MITCH ALBOM’S FOR ONE DAY MORE
US, 2007, 90 minutes, Colour.
Michael Imperioli, Ellen Burstyn.
Directed by Lloyd Kramer.
This film was produced by Oprah Winfrey. It was written for the screen by its author, Mitch Albom. He scored great success with the film versions of Tuesdays with Morrie and of The Five People You Meet in Heaven and Have a Little Faith.
This film does not offer as much as it intends to. The story is somewhat slight, the structure of the film confusing. It moves from one time period to another, seemingly indiscriminately.
The focus is on a baseball player who had played in the major league, suffered an injury, had to make his way in the business world, working at a job that he did not like. He began to drink and alienate himself from his wife and daughter. By the time of the final episode of the film, he is suicidal.
As with the other stories by Mitch Albom, there is a preoccupation with death and its meaning. As the player considers suicide, he glimpses his mother in the distance, follows her, spends a day with her, realising that he is dying and that the people she meets are soon to die. The meeting enables him to look back on his life, idolising his fickle father who abandoned the family for a second family, his harshness towards his mother, his alienation of his family. He decides to live.
Some years later, watching a baseball match, he meets a young reporter, tells her his story. She is his granddaughter.
Michael Imperioli, from The Sopranos, is the player. Ellen Burstyn is his mother, who is played in the flashbacks by Samantha Mathis. Direction is by Lloyd Kramer, stand-by director for a number of Oprah Winfrey produced films.
1. Mitch Albom and his reputation? Books and films? Audience expectations? A humanist approach, a spiritual approach, to death and its meaning?
2. The production values, Oprah Winfrey producer, Mitch Albom as writer.
3. The structure of the film: the variety of times, Charlie’s childhood, teenage years and college, adulthood and marriage, his sports career, failure, sales work, drinking, the suicide day, telling his story to his granddaughter? The overall effect of moving amongst so many time periods?
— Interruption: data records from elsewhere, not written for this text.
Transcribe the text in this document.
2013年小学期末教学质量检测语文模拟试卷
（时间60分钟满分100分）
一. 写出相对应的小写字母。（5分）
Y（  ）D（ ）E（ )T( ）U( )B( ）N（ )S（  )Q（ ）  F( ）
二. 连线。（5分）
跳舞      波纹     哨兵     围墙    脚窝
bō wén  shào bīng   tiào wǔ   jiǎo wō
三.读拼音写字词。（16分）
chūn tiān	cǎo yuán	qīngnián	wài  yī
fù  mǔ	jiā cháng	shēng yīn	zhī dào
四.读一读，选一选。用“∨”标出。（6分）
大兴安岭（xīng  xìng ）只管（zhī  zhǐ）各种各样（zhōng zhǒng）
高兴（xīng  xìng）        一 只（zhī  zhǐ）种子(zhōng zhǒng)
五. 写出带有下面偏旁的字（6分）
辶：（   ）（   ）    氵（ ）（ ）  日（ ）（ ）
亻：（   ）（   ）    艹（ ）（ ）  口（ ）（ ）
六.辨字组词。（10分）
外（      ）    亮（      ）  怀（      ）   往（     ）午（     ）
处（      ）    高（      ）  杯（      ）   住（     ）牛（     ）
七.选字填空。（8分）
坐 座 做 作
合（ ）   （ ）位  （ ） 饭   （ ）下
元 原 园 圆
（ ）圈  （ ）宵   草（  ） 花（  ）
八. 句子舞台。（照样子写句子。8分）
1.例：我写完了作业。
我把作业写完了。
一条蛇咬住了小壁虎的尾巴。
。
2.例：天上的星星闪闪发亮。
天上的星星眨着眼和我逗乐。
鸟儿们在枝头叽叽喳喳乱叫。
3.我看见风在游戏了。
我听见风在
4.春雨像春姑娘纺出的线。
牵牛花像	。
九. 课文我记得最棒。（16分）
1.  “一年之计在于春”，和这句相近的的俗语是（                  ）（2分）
4. Chick as a character, idolising his father, his father and the shop, wanting him to succeed in baseball, the meals? His mother, antagonism towards her? Blaming her for her husband’s departure? Hurting her? Chick going to college, his mother with him, his embarrassment? Playing baseball? His father coming to the college, the contacts for the major league, his playing, injury, the effect? Marriage, difficulties with his wife, with his daughter? His father’s reappearance? His drinking? Suicidal, the marriage of his daughter and his not being invited, the crash, the car and the truck, with the gun?
5. His walking away, seeing his mother as he sat and contemplated shooting himself? Following her, spending the day, the old house, her preparing breakfast, his being bewildered, puzzling over her being dead? The reminiscences, the visits to friends, to Rose and his mother doing her hair, the black lady with whom she worked, the information about them, dying? His hearing the voices of the rescuers? Going with his mother to sit with the gun, her questions? Going to the car, reviving? Saved?
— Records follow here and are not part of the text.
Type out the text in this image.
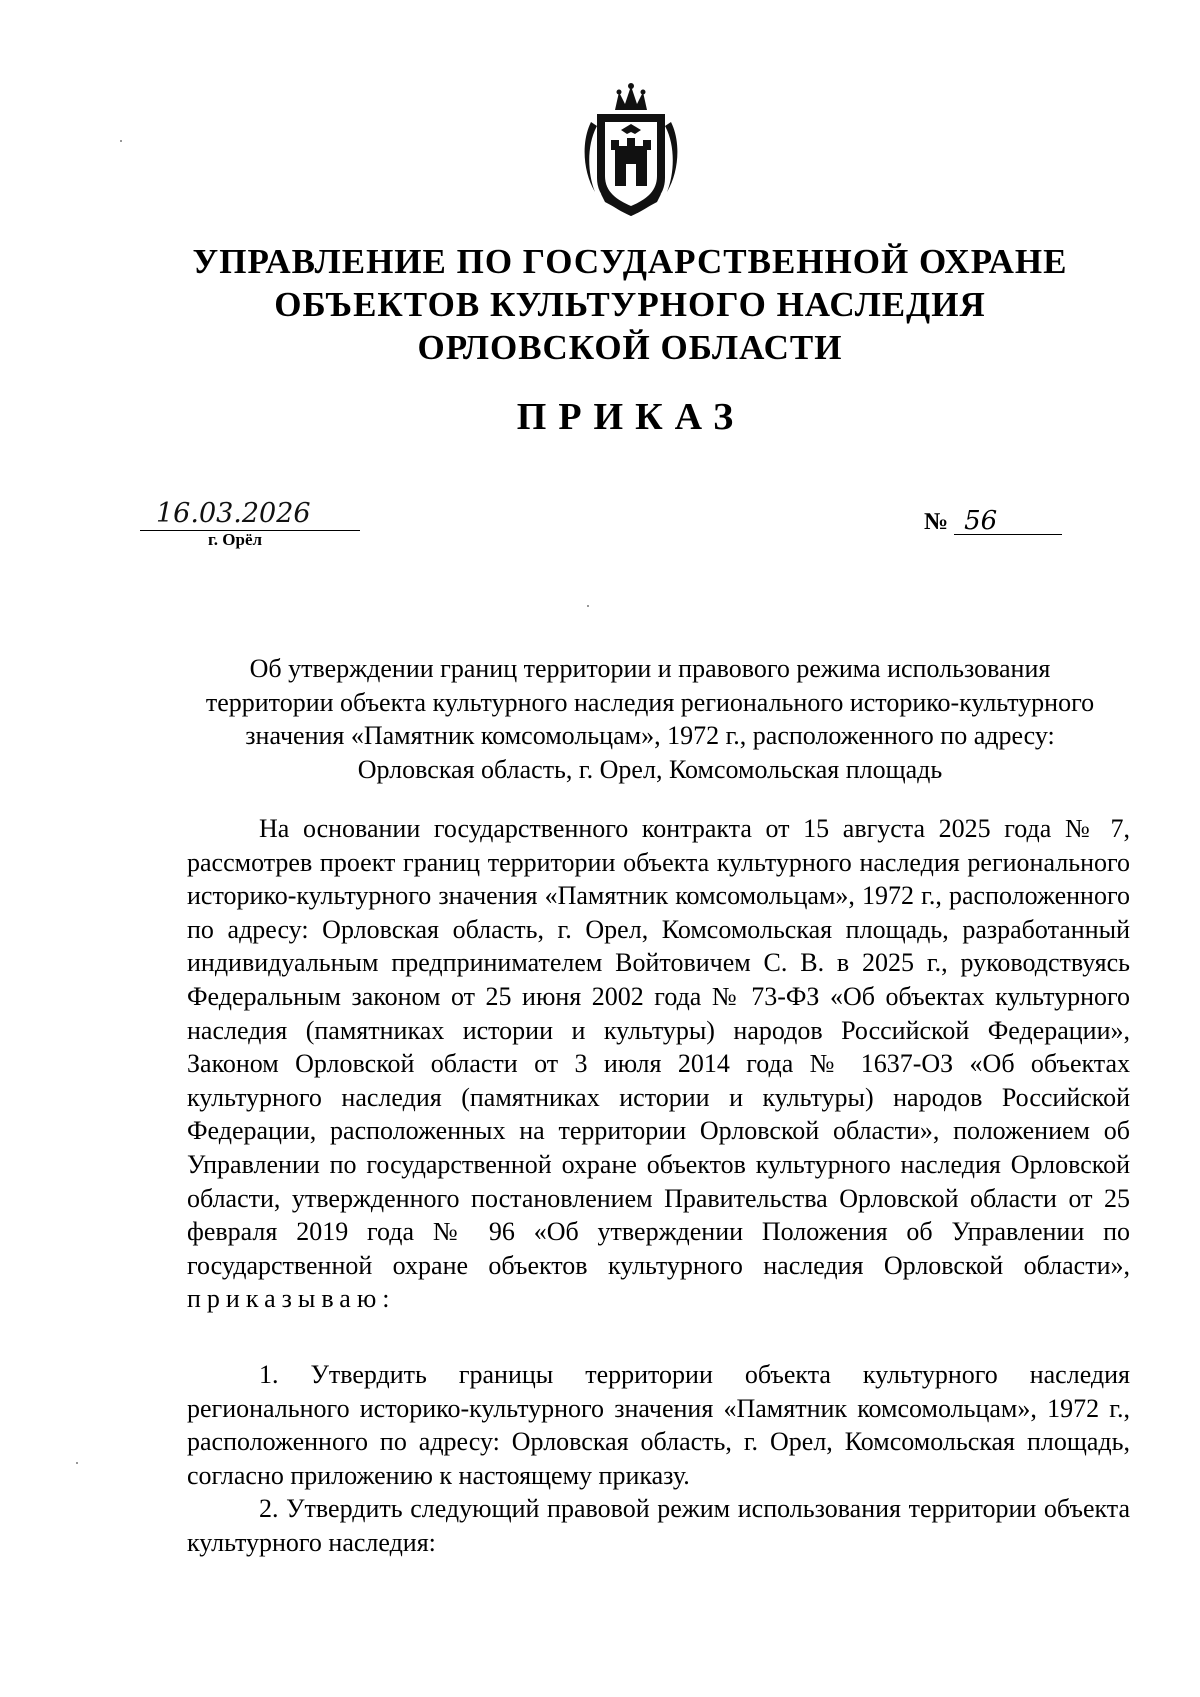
УПРАВЛЕНИЕ ПО ГОСУДАРСТВЕННОЙ ОХРАНЕ
ОБЪЕКТОВ КУЛЬТУРНОГО НАСЛЕДИЯ
ОРЛОВСКОЙ ОБЛАСТИ
ПРИКАЗ
16.03.2026
г. Орёл
№ 56
Об утверждении границ территории и правового режима использования
территории объекта культурного наследия регионального историко-культурного
значения «Памятник комсомольцам», 1972 г., расположенного по адресу:
Орловская область, г. Орел, Комсомольская площадь

На основании государственного контракта от 15 августа 2025 года № 7, рассмотрев проект границ территории объекта культурного наследия регионального историко-культурного значения «Памятник комсомольцам», 1972 г., расположенного по адресу: Орловская область, г. Орел, Комсомольская площадь, разработанный индивидуальным предпринимателем Войтовичем С. В. в 2025 г., руководствуясь Федеральным законом от 25 июня 2002 года № 73-ФЗ «Об объектах культурного наследия (памятниках истории и культуры) народов Российской Федерации», Законом Орловской области от 3 июля 2014 года № 1637-ОЗ «Об объектах культурного наследия (памятниках истории и культуры) народов Российской Федерации, расположенных на территории Орловской области», положением об Управлении по государственной охране объектов культурного наследия Орловской области, утвержденного постановлением Правительства Орловской области от 25 февраля 2019 года № 96 «Об утверждении Положения об Управлении по государственной охране объектов культурного наследия Орловской области», приказываю:

1. Утвердить границы территории объекта культурного наследия регионального историко-культурного значения «Памятник комсомольцам», 1972 г., расположенного по адресу: Орловская область, г. Орел, Комсомольская площадь, согласно приложению к настоящему приказу.

2. Утвердить следующий правовой режим использования территории объекта культурного наследия:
6. His mother, her hard life, tensions with her husband, her being a nurse, being a whistleblower, losing her job? Discovering her husband’s bigamy? Ousting him? Taking the blame in her children’s eyes? The cleaning work, hair-dressing, the life of hurt?
7. Chick seeing his wife at the funeral? leaving, the estranged daughter, no contact?
8. The granddaughter, at the baseball field, the interview? The manuscript, her corrections, seeing it as a ghost story? The end and her talking about her grandfather?
9. Chick and his father, a hard men, the war experience in Italy, heroics, having the liquor distribution shop, baseball and his son, his disappearance, his second life, with the wife and son, his reappearances, offering to help will, Chick’s disillusionment?
10. The experience of dying, life before one’s eyes, dramatised in detail here, possibilities for choice, a purgatory experience? Death or life, the consequences?